Total Bear on Zoom - not only does Google Meet have it beat product-wise in almost every way, and now avail for non-GSuite users for free...but VR platforms like Teooh are coming to market which approximate real-life interactions much better.
Not only does Zoom not have a moat, it’s already losing market share and imo, will start hemorrhaging. Add another scandal or two...🤷🏼♀️
My take: (Building off of other takes namely from Hiten Shah and Gokul Rajaram)
Zoom was a band-aid solution to the rapid shift to remote life. Companies are now looking for video software that fits their unique problems, not a gatekeeping video chat service like Zoom. Companies like $API and Daily.co will likely take considerable market share.

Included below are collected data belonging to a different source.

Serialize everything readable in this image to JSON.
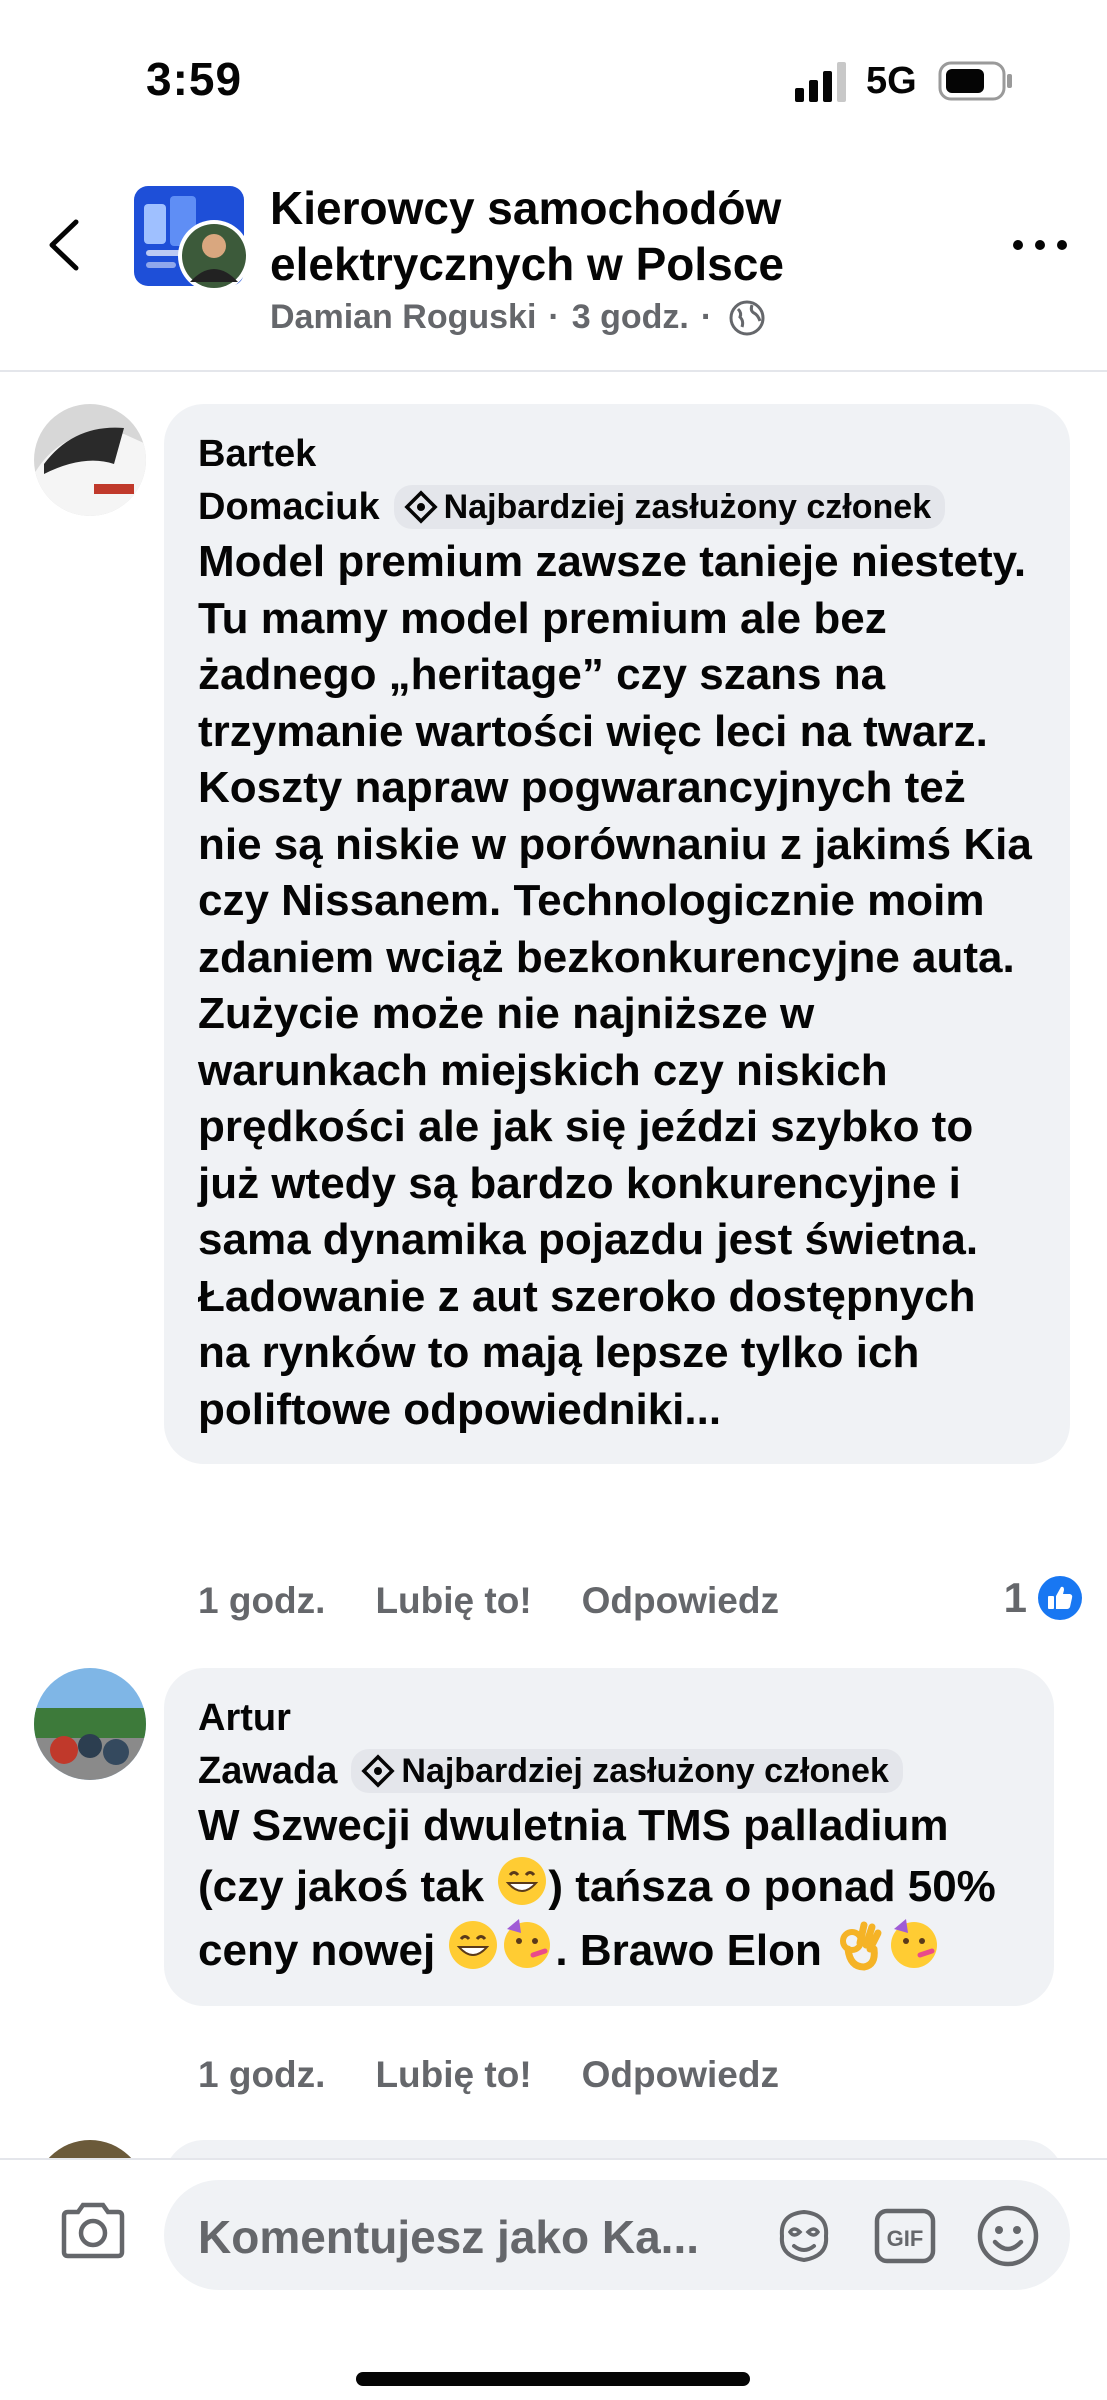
{
  "status_bar": {
    "time": "3:59",
    "network": "5G"
  },
  "header": {
    "title": "Kierowcy samochodów elektrycznych w Polsce",
    "author": "Damian Roguski",
    "time": "3 godz.",
    "separator": "·"
  },
  "comments": [
    {
      "author_first": "Bartek",
      "author_last": "Domaciuk",
      "badge": "Najbardziej zasłużony członek",
      "text": "Model premium zawsze tanieje niestety. Tu mamy model premium ale bez żadnego „heritage” czy szans na trzymanie wartości więc leci na twarz. Koszty napraw pogwarancyjnych też nie są niskie w porównaniu z jakimś Kia czy Nissanem. Technologicznie moim zdaniem wciąż bezkonkurencyjne auta. Zużycie może nie najniższe w warunkach miejskich czy niskich prędkości ale jak się jeździ szybko to już wtedy są bardzo konkurencyjne i sama dynamika pojazdu jest świetna. Ładowanie z aut szeroko dostępnych na rynków to mają lepsze tylko ich poliftowe odpowiedniki...",
      "time": "1 godz.",
      "like_label": "Lubię to!",
      "reply_label": "Odpowiedz",
      "reaction_count": "1"
    },
    {
      "author_first": "Artur",
      "author_last": "Zawada",
      "badge": "Najbardziej zasłużony członek",
      "text_part1": "W Szwecji dwuletnia TMS palladium (czy jakoś tak ",
      "text_part2": ") tańsza o ponad 50% ceny nowej ",
      "text_part3": ". Brawo Elon ",
      "time": "1 godz.",
      "like_label": "Lubię to!",
      "reply_label": "Odpowiedz"
    }
  ],
  "composer": {
    "placeholder": "Komentujesz jako Ka..."
  },
  "icons": {
    "back": "back-chevron-icon",
    "more": "more-dots-icon",
    "globe": "globe-icon",
    "camera": "camera-icon",
    "avatar_sticker": "avatar-sticker-icon",
    "gif": "gif-icon",
    "emoji": "emoji-icon",
    "badge": "diamond-badge-icon",
    "like": "like-thumb-icon"
  },
  "colors": {
    "bubble": "#f0f2f5",
    "secondary_text": "#65676b",
    "like_blue": "#1877f2"
  }
}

COVID has been an incredible experiment in watching how an entire global workforce can adapt to remote work. For the most part, it was relatively easy. Educators were able to host classes over video, fitness instructors could stream their yoga classes, etc. However, there’s a lot of talk about the leading video conference providers not actually having a product-market fit. As you mentioned, Zoom gained notoriety for simply working, which is a pretty low bar to pass. It's not a moat by any means. Just working isn’t what much of their customer base needs at this point.
Now that the dust has settled, I expect enterprise customers to look for more elegant conferencing solutions that cater to their needs without the Zoom app's approval being needed to customize features.